Note that the transfer learning models outperform the classical Lasso fitted on target data. And due to negative transfer, Pooled-Trans-GLM performs worse than Oracle-Trans-GLM. By correctly detecting 𝒜, the behavior of Trans-GLM mimics the oracle.

Plotting the source detection result

We could visualize the transferable source detection results by applying plot function on objects in class “glmtrans” or “glmtrans_source_detection”. Loss of each source and the transferability threshold will be drawed.
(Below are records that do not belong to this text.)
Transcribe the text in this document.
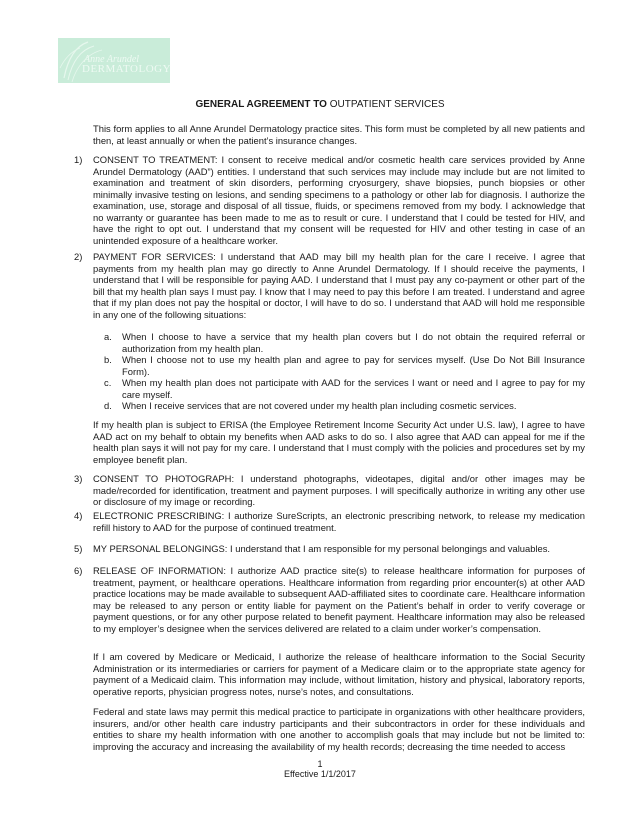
Anne Arundel
DERMATOLOGY
GENERAL AGREEMENT TO OUTPATIENT SERVICES
This form applies to all Anne Arundel Dermatology practice sites. This form must be completed by all new patients and then, at least annually or when the patient’s insurance changes.
1) CONSENT TO TREATMENT: I consent to receive medical and/or cosmetic health care services provided by Anne Arundel Dermatology (AAD”) entities. I understand that such services may include may include but are not limited to examination and treatment of skin disorders, performing cryosurgery, shave biopsies, punch biopsies or other minimally invasive testing on lesions, and sending specimens to a pathology or other lab for diagnosis. I authorize the examination, use, storage and disposal of all tissue, fluids, or specimens removed from my body. I acknowledge that no warranty or guarantee has been made to me as to result or cure. I understand that I could be tested for HIV, and have the right to opt out. I understand that my consent will be requested for HIV and other testing in case of an unintended exposure of a healthcare worker.
2) PAYMENT FOR SERVICES: I understand that AAD may bill my health plan for the care I receive. I agree that payments from my health plan may go directly to Anne Arundel Dermatology. If I should receive the payments, I understand that I will be responsible for paying AAD. I understand that I must pay any co-payment or other part of the bill that my health plan says I must pay. I know that I may need to pay this before I am treated. I understand and agree that if my plan does not pay the hospital or doctor, I will have to do so. I understand that AAD will hold me responsible in any one of the following situations:
a. When I choose to have a service that my health plan covers but I do not obtain the required referral or authorization from my health plan.
b. When I choose not to use my health plan and agree to pay for services myself. (Use Do Not Bill Insurance Form).
c. When my health plan does not participate with AAD for the services I want or need and I agree to pay for my care myself.
d. When I receive services that are not covered under my health plan including cosmetic services.
If my health plan is subject to ERISA (the Employee Retirement Income Security Act under U.S. law), I agree to have AAD act on my behalf to obtain my benefits when AAD asks to do so. I also agree that AAD can appeal for me if the health plan says it will not pay for my care. I understand that I must comply with the policies and procedures set by my employee benefit plan.
3) CONSENT TO PHOTOGRAPH: I understand photographs, videotapes, digital and/or other images may be made/recorded for identification, treatment and payment purposes. I will specifically authorize in writing any other use or disclosure of my image or recording.
4) ELECTRONIC PRESCRIBING: I authorize SureScripts, an electronic prescribing network, to release my medication refill history to AAD for the purpose of continued treatment.
5) MY PERSONAL BELONGINGS: I understand that I am responsible for my personal belongings and valuables.
6) RELEASE OF INFORMATION: I authorize AAD practice site(s) to release healthcare information for purposes of treatment, payment, or healthcare operations. Healthcare information from regarding prior encounter(s) at other AAD practice locations may be made available to subsequent AAD-affiliated sites to coordinate care. Healthcare information may be released to any person or entity liable for payment on the Patient’s behalf in order to verify coverage or payment questions, or for any other purpose related to benefit payment. Healthcare information may also be released to my employer’s designee when the services delivered are related to a claim under worker’s compensation.
If I am covered by Medicare or Medicaid, I authorize the release of healthcare information to the Social Security Administration or its intermediaries or carriers for payment of a Medicare claim or to the appropriate state agency for payment of a Medicaid claim. This information may include, without limitation, history and physical, laboratory reports, operative reports, physician progress notes, nurse’s notes, and consultations.
Federal and state laws may permit this medical practice to participate in organizations with other healthcare providers, insurers, and/or other health care industry participants and their subcontractors in order for these individuals and entities to share my health information with one another to accomplish goals that may include but not be limited to: improving the accuracy and increasing the availability of my health records; decreasing the time needed to access
1
Effective 1/1/2017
Function glmtrans outputs objects in class “glmtrans”, while function source_detection outputs objects in class “glmtrans_source_detection”. The function source_detection detects 𝒜 without the post-detecting model fitting step.
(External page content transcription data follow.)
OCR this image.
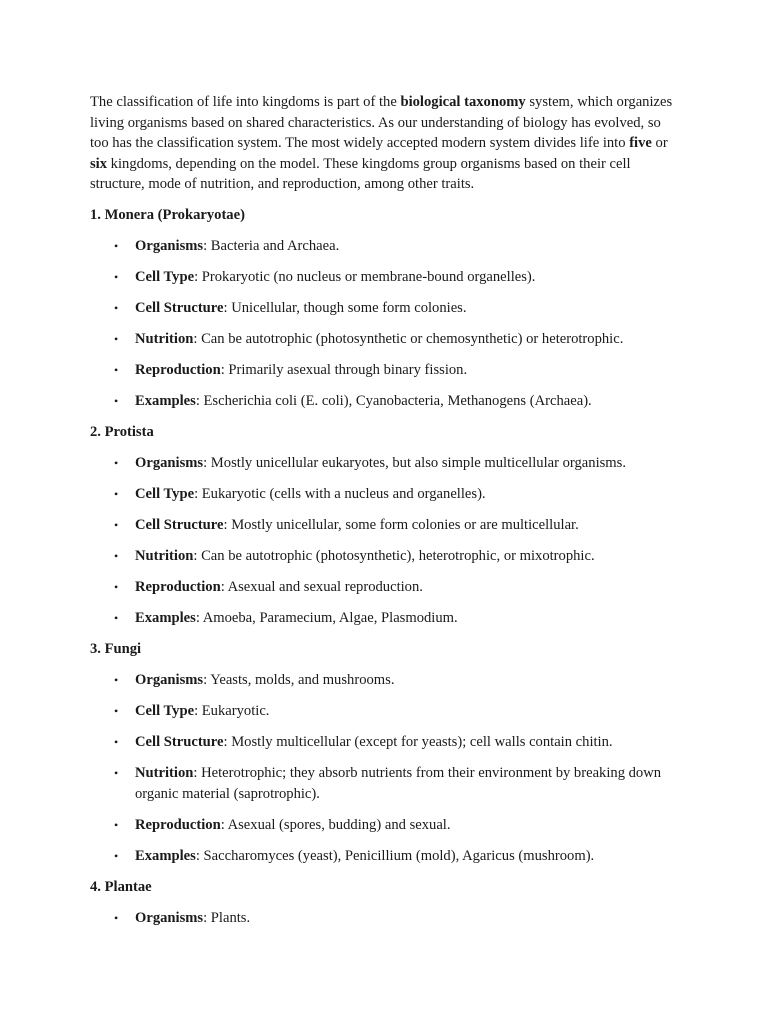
The classification of life into kingdoms is part of the biological taxonomy system, which organizes living organisms based on shared characteristics. As our understanding of biology has evolved, so too has the classification system. The most widely accepted modern system divides life into five or six kingdoms, depending on the model. These kingdoms group organisms based on their cell structure, mode of nutrition, and reproduction, among other traits.

1. Monera (Prokaryotae)

• Organisms: Bacteria and Archaea.
• Cell Type: Prokaryotic (no nucleus or membrane-bound organelles).
• Cell Structure: Unicellular, though some form colonies.
• Nutrition: Can be autotrophic (photosynthetic or chemosynthetic) or heterotrophic.
• Reproduction: Primarily asexual through binary fission.
• Examples: Escherichia coli (E. coli), Cyanobacteria, Methanogens (Archaea).

2. Protista

• Organisms: Mostly unicellular eukaryotes, but also simple multicellular organisms.
• Cell Type: Eukaryotic (cells with a nucleus and organelles).
• Cell Structure: Mostly unicellular, some form colonies or are multicellular.
• Nutrition: Can be autotrophic (photosynthetic), heterotrophic, or mixotrophic.
• Reproduction: Asexual and sexual reproduction.
• Examples: Amoeba, Paramecium, Algae, Plasmodium.

3. Fungi

• Organisms: Yeasts, molds, and mushrooms.
• Cell Type: Eukaryotic.
• Cell Structure: Mostly multicellular (except for yeasts); cell walls contain chitin.
• Nutrition: Heterotrophic; they absorb nutrients from their environment by breaking down organic material (saprotrophic).
• Reproduction: Asexual (spores, budding) and sexual.
• Examples: Saccharomyces (yeast), Penicillium (mold), Agaricus (mushroom).

4. Plantae

• Organisms: Plants.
Call plot function to visualize the results as follows.

plot(fit.detection)

Reference

Bastani, Hamsa. 2020. “Predicting with Proxies: Transfer Learning in High Dimension.” Management Science.
Friedman, Jerome, Trevor Hastie, and Rob Tibshirani. 2010. “Regularization Paths for Generalized Linear Models via Coordinate Descent.” Journal of Statistical Software 33 (1): 1.
Li, Sai, T Tony Cai, and Hongzhe Li. 2020. “Transfer Learning for High-Dimensional Linear Regression: Prediction, Estimation, and Minimax Optimality.” arXiv Preprint arXiv:2006.10593.
McCullagh, P, and John A Nelder. 1989. Generalized Linear Models. Vol. 37. CRC Press.
Pan, Sinno Jialin, and Qiang Yang. 2009. “A Survey on Transfer Learning.” IEEE Transactions on Knowledge and Data Engineering 22 (10): 1345–59.
Tian, Ye, and Yang Feng. 2021. “Transfer Learning with High-Dimensional Generalized Linear Models.” Submitted.
Tibshirani, Robert. 1996. “Regression Shrinkage and Selection via the Lasso.” Journal of the Royal Statistical Society: Series B (Methodological) 58 (1): 267–88.
Torrey, Lisa, and Jude Shavlik. 2010. “Transfer Learning.” In Handbook of Research on Machine Learning Applications and Trends: Algorithms, Methods, and Techniques, 242–64. IGI global.
Weiss, Karl, Taghi M Khoshgoftaar, and DingDing Wang. 2016. “A Survey of Transfer Learning.” Journal of Big Data 3 (1): 1–40.
Zou, Hui, and Trevor Hastie. 2005. “Regularization and Variable Selection via the Elastic Net.” Journal of the Royal Statistical Society: Series B (Statistical Methodology) 67 (2): 301–20.